ラピスが梟を移動手段に使っているのと同じように、シュウナも動物を移動手段に使えるようにしたというのだ。


「シュウナが谷に来たのか!?」


 リーシェから聞いた話ではシュウナは神をすごく憎んでいるらしい。呪いを刻み込んだ上に存在を忘れてしまった神を殺そうと考えている。


 魔境谷にはダンジョンがあり、その最深層には神がいると想定されている。リーシェはその情報をシュウナに話したと言っていた。


 まさかダンジョンの最奥地ではすでに、最強の存在と絶対神の戦いが始まっているのだろうか。


「シュウナはお前たちと別れた後どうしたんだ!?」


「おっかねえ顔してどっか見てたが、国を再興しなきゃいけないからってさっさと帰ってたぞ」


 リンのそこ言葉を聞いてアズリカは脱力した。

 ひとまず、知らないうちに迎える世界の危機は回避出来たようだ。


 話で聞いただけだがシュウナという少女の強さはアズリカに十分に伝わっている。

 冷や汗を袖で拭くと次の問いを発した。


「じゃあお前たちはなんでこのタイミングで王都を訪れたんだ。まるでこうなることが分かっていたかのような行動だな」


「あぁ。それはジュアンの手柄だな」


「お前の?」


「私、占いが大の得意なの。リーシェが帰ったあと、この子に幸あれと大陸の運命を少し占ってみたら……」


 なんとびっくり。リーシェの関係するあらゆる場所に厄災が降りかかると出たらしい。

 信じ難いが、現にこうして彼女たちは危機に駆けつけているのだし本当なのだろう。


「救援が私たち二人だけなのは、シルビアもバタバタとしていて復興に人員を割いているからよ。つい最近まで死にかけていた人が多いので、復興作業もなかなか進まず人手が足りないためなのよ」


 キリヤや共に尽力してくれたゼキアという少年たちも駆けつけようとしたらしいが、革命の立役者として離れることが叶わなかったらしい。

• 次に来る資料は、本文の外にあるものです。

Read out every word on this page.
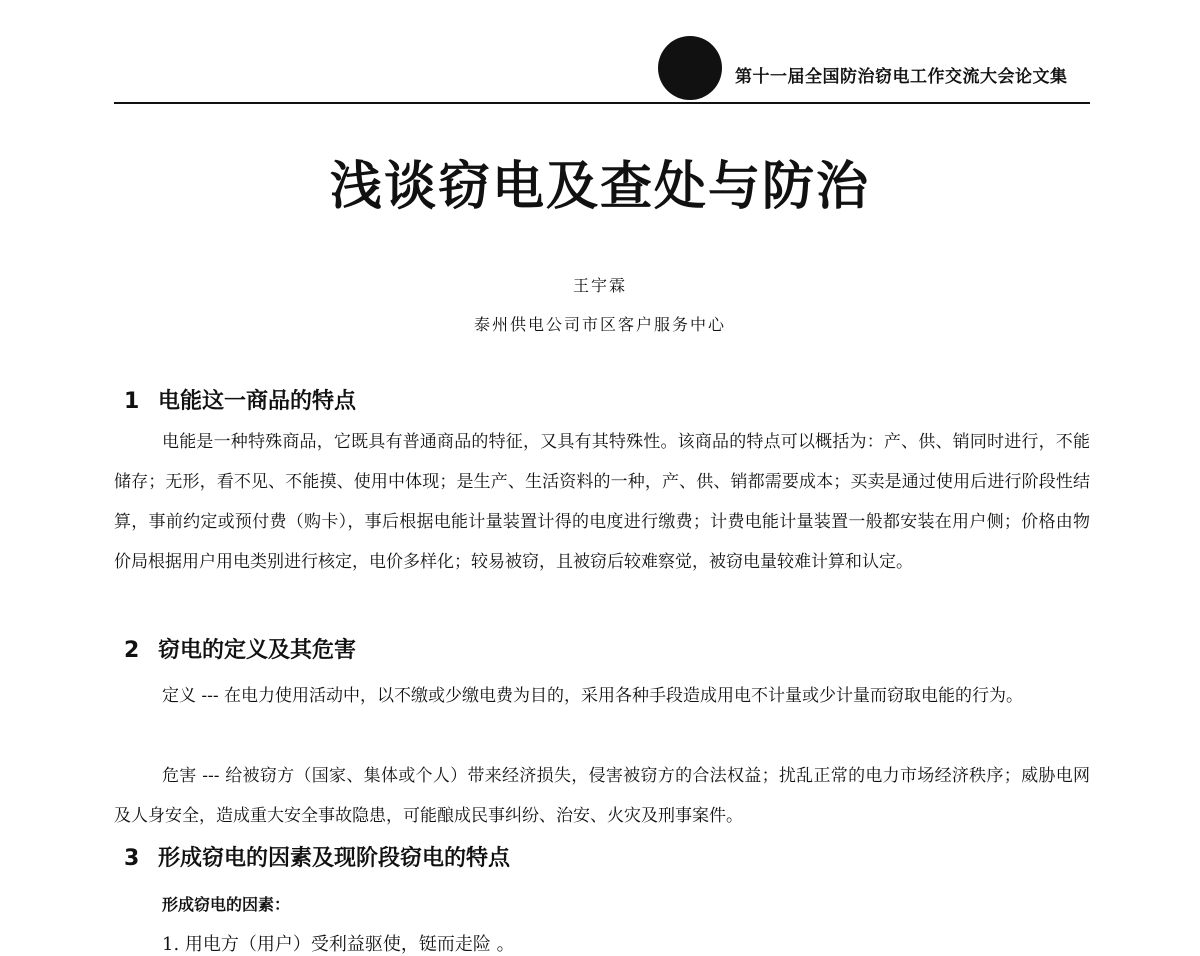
第十一届全国防治窃电工作交流大会论文集
浅谈窃电及查处与防治
王宇霖
泰州供电公司市区客户服务中心
1 电能这一商品的特点

电能是一种特殊商品，它既具有普通商品的特征，又具有其特殊性。该商品的特点可以概括为：产、供、销同时进行，不能储存；无形，看不见、不能摸、使用中体现；是生产、生活资料的一种，产、供、销都需要成本；买卖是通过使用后进行阶段性结算，事前约定或预付费（购卡），事后根据电能计量装置计得的电度进行缴费；计费电能计量装置一般都安装在用户侧；价格由物价局根据用户用电类别进行核定，电价多样化；较易被窃，且被窃后较难察觉，被窃电量较难计算和认定。

2 窃电的定义及其危害

定义 --- 在电力使用活动中，以不缴或少缴电费为目的，采用各种手段造成用电不计量或少计量而窃取电能的行为。

危害 --- 给被窃方（国家、集体或个人）带来经济损失，侵害被窃方的合法权益；扰乱正常的电力市场经济秩序；威胁电网及人身安全，造成重大安全事故隐患，可能酿成民事纠纷、治安、火灾及刑事案件。

3 形成窃电的因素及现阶段窃电的特点
形成窃电的因素：
1. 用电方（用户）受利益驱使，铤而走险 。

「いや、正直来てくれただけでもありがたい。お前たちがいなければ今頃どうなっていたことか……」


「これは恩返しだから、礼をする必要はないわ。応援が間に合って良かった」


「よく城で起きていることに気づいたな」


「そりゃあお前、あれだけゴロゴロ雷落とされれば、リーシェが暴れてんだとすぐに分かんだろ」


 リンが呆れたように笑ってから再び水を飲んだ。

 リーシェの呼吸も少し落ち着き、容態が些か安定したようだ。


「しっかし、あの坊主は強かったねぇ」


「ラピスと戦ったのか?」


「少しだけな。あのエンチャントはどうなってんだ?何の攻撃も届かない」


「恐らく、空気に反射作用を付与しているのではないかと」


「空気?」


「空気をどのように物質として認識しているかは分からないけれど、あの場で全方位にエンチャントできるものは空気しかないと思うわ」


 あの時、ラピスはなんの道具も持っていなかった。しかし攻撃を全て跳ね返してみせた。

 ジュアンの言う通り、空気または肉眼では見えない何かに『知の力』を使っている可能性は十分にある。


 ラピスによって跳ね返された鎖がアズリカに巻き付き昏倒させた原理は分からないが、リーシェが目覚めれば少しは答えに近づけるだろうか。


 今はただ、少女の無事な回復を祈るばかりだった。